And furthermore, the issue of toughness. Why would a bolt of a lower grade be “tougher” and therefore more resistant to stress cycles than one of a higher grade that is stronger in tensile strength? Again, this make no logical sense.

Well, when logic fails the observations of these wives tales something is obviously wrong. Using this reasoning, an even lower grade bolt than a 5 might even be preferred because its even more malleable therefore tougher, cough. I can visit websites like SAE and BoltScience and get true and factual, means tested information without the hotrodder spin.

 

Please, if you are even remotely interested in this, open and bookmark these websites and tables.

 

The Engineers Handbook

Bolt Science

 

This thread on Pirate 4X4 is a very enlightening read, posts #9 and the response from Billavista #11 fit the discussion to a T. And here is the summary if you don’t care to click:

 

Then there’s fatigue strength. Bend a piece of metal back and forth a bunch of times; it may not break right at first, but it will break eventually. For any given metal, there is a fatigue limit, which is lower than the ultimate load. Below the fatigue limit, bend it as many times as you want and it won’t break; above that, it will eventually break. Again, in general, the higher the ultimate strength, the higher the fatigue limit.

Finally there’s impact loading. This is tested by notching a steel bar and hitting it with a hammer (very precisely, of course). This is the one case where a softer steel might do better, as harder materials tend to be more brittle. However, for most of our applications it’s not that important (unless you’re running a snowplow or trying to snatch a stuck Jeep out with a chain instead of an elastic nylon strap), as the suspension tends to damp out and spread loads below the sharp spike necessary for impact failure. Also, even grade 8 bolts aren’t all that brittle; after they’re heat treated to get the ultimate strength up they’re tempered to bring back the impact strength. Impact strength might be an issue if something’s loose, so that it shifts and bangs around before it hits whatever is stopping it (i.e. the loose bolt).

Conclusion: grade 8 bolts are stronger in virtually any application on a Jeep. Whether you need that strength, and want to pay extra for it, is another issue (though I bought some 5/16 grade 8’s yesterday for $0.60 each; grade 5’s were only ten cents cheaper). There may also be situations where you may want the bolt to fail before the expensive part it’s holding breaks, but that’s another issue. ”

 

 

As Billavista said, Grade 8 bolts are stronger. The scientific data supports it and real world testing proves it.
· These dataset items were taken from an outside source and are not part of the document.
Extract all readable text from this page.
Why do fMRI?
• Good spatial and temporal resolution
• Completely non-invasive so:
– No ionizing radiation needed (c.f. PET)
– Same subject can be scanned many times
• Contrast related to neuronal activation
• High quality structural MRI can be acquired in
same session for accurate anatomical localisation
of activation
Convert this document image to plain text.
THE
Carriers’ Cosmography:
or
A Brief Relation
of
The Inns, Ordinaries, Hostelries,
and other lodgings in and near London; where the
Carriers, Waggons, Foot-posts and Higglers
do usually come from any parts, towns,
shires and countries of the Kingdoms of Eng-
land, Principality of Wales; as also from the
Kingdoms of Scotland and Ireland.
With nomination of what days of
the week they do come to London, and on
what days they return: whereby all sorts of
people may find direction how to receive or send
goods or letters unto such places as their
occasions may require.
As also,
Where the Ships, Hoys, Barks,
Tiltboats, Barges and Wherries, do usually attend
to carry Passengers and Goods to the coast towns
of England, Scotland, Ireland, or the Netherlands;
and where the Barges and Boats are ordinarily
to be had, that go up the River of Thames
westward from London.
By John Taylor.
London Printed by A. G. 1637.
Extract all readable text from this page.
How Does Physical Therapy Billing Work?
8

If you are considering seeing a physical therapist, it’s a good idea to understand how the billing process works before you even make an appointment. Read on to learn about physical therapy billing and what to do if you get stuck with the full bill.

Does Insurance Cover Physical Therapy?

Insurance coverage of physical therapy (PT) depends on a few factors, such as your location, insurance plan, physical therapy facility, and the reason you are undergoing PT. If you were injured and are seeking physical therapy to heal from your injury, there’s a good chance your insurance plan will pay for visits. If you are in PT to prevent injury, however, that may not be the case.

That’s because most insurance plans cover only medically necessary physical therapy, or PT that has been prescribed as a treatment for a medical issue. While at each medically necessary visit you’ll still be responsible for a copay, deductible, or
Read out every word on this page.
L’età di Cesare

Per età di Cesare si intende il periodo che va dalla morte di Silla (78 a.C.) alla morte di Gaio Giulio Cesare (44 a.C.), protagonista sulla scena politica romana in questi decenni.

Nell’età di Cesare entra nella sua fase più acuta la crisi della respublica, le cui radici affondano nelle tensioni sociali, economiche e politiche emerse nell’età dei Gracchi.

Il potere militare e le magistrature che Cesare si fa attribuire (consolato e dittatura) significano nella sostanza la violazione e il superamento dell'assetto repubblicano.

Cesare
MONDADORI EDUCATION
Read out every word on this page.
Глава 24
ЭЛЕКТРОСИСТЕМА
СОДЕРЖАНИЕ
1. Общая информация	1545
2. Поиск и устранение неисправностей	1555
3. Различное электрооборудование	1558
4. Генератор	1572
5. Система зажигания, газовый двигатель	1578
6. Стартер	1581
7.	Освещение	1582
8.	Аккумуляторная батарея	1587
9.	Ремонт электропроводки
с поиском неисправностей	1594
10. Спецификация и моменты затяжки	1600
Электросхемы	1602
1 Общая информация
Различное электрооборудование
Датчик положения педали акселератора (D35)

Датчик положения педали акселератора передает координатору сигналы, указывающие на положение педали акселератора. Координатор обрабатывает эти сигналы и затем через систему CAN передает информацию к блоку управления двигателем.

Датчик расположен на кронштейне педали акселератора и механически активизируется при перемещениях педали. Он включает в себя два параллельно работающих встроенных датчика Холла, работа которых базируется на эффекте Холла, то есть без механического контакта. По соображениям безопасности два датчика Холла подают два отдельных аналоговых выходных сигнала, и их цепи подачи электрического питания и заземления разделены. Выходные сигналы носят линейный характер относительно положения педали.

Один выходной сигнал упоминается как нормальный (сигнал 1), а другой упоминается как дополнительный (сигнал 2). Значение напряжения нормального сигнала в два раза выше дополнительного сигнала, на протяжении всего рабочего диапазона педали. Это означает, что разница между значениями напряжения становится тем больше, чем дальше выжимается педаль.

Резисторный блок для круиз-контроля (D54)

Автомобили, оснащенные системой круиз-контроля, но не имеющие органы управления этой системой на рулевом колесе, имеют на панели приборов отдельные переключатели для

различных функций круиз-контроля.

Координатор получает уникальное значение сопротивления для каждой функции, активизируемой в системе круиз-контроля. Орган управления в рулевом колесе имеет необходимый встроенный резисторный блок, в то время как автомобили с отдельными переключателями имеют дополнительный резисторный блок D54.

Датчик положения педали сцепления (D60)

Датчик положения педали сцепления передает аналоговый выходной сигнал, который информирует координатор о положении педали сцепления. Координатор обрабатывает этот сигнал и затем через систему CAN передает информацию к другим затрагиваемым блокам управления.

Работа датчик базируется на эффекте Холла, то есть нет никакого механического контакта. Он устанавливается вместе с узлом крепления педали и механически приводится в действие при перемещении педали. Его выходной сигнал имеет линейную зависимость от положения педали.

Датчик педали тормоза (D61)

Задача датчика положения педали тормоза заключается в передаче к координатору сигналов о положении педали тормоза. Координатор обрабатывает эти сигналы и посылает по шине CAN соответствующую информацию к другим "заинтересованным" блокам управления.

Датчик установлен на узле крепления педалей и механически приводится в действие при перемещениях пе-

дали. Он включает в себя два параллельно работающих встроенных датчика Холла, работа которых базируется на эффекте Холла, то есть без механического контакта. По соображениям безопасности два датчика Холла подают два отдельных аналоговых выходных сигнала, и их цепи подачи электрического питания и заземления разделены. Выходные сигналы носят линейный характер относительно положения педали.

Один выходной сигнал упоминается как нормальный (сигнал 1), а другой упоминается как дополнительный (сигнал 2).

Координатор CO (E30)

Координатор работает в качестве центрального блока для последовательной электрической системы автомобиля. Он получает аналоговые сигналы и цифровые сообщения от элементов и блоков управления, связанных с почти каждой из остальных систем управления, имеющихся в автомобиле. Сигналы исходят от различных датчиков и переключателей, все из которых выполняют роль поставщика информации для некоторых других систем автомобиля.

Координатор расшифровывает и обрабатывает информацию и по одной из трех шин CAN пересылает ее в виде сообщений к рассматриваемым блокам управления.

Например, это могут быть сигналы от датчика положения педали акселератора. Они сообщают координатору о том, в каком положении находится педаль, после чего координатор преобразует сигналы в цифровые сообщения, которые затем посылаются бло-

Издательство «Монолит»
Brent is wrong and has done damage to the hot rod community for pushing such an ignorant myth.

I have a challenge for proponents of GR5 being better suited for suspension use to find one or more makes of mass produced cars or trucks that use lower graded hardware on suspension components, take a picture and send them to me or post them here or somewhere public where we can see the evidence.

 

It is far more important to size and properly torque your hardware than any chemical or mechanical thread lockers can overcome.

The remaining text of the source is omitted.